Basın İlan Kurumu (BİK) BirGün’e önce Baskı ve Bayi-İade Defterleri’nin gecikmeli olarak tutulduğu gerekçesiyle daha sonra da “bazı haberlerde yayın kaynağının kullanılmaması” nedeniyle ilan ve reklam akışını durdurdu.

Bu haberin ardından kurumun “haber başlıkları” nedeniyle Evrensel’e de ilan ve reklam akışını durdurduğu ortaya çıktı.

Bağımsız İletişim Ağı (BİANET) bu gelişmeler üzerine  Basın İlan Kurumu'nun (BİK) 58 yıllık tarihinde bu tür uyglumaların olup olmadığını araştırdı. 

Araştırmaya göre, BİK 1961’de kurulduğunda resmi ilanların dağıtımında adaletsiz davranıldığı gerekçesiyle hükümet ile gazeteleri karşı karşıya getiren uygulamaya son vermek amacıyla kurulmuştu. Özetle, Basın İlan Kurumu resmi ilan yayınlanması karşılığında gazetelere parasal yardım yapan bir kamu kuruluşu konumunda. Kurumun internet sitesinde “fikir ve içerik farkı gözetmeksizin” çalıştığı da yazıyor.

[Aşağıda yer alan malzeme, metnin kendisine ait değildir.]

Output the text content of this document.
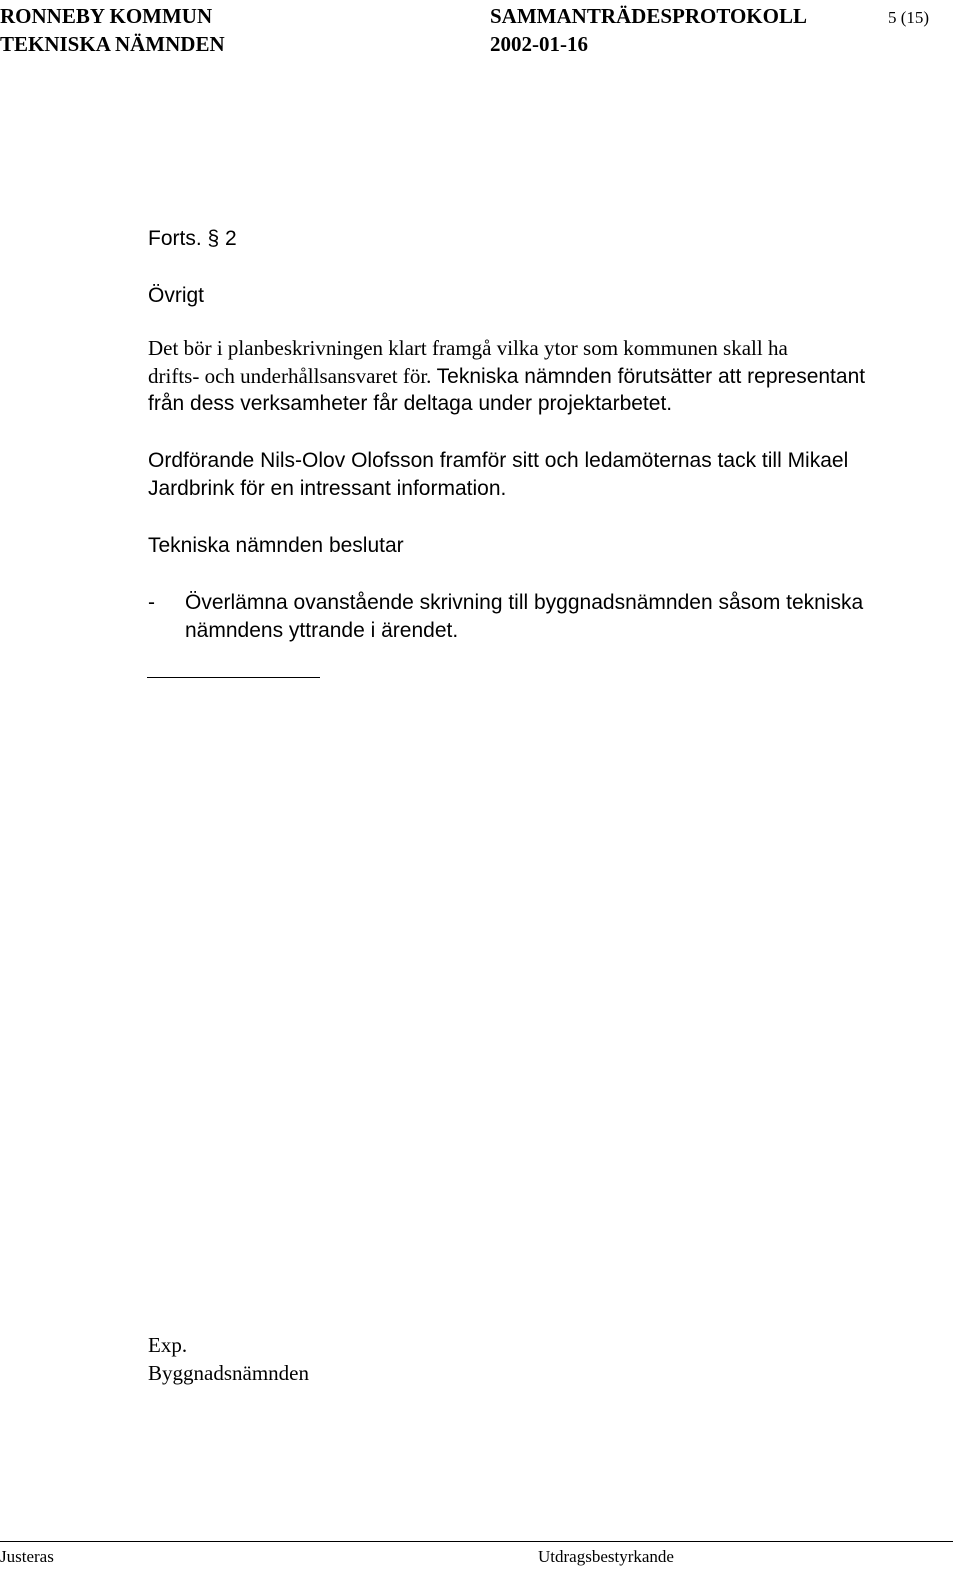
RONNEBY KOMMUN
TEKNISKA NÄMNDEN
SAMMANTRÄDESPROTOKOLL
2002-01-16
5 (15)
Forts. § 2
Övrigt
Det bör i planbeskrivningen klart framgå vilka ytor som kommunen skall ha
drifts- och underhållsansvaret för. Tekniska nämnden förutsätter att representant
från dess verksamheter får deltaga under projektarbetet.
Ordförande Nils-Olov Olofsson framför sitt och ledamöternas tack till Mikael
Jardbrink för en intressant information.
Tekniska nämnden beslutar
- Överlämna ovanstående skrivning till byggnadsnämnden såsom tekniska
nämndens yttrande i ärendet.
Exp.
Byggnadsnämnden
Justeras	Utdragsbestyrkande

2010'dan beri raporlar kamuoyuyla paylaşılmıyor

Fakat kurum halkın vergilerinden ayrılmış bir bütçe ile ilan ve reklam dağıtırken, gazeteler arasında ayrımcılık yapıp yapmadığı ya da muhalif gazetelere karşı bir sansür kurulu olarak işleyip işlemediği uzun yıllardır tartışılıyor.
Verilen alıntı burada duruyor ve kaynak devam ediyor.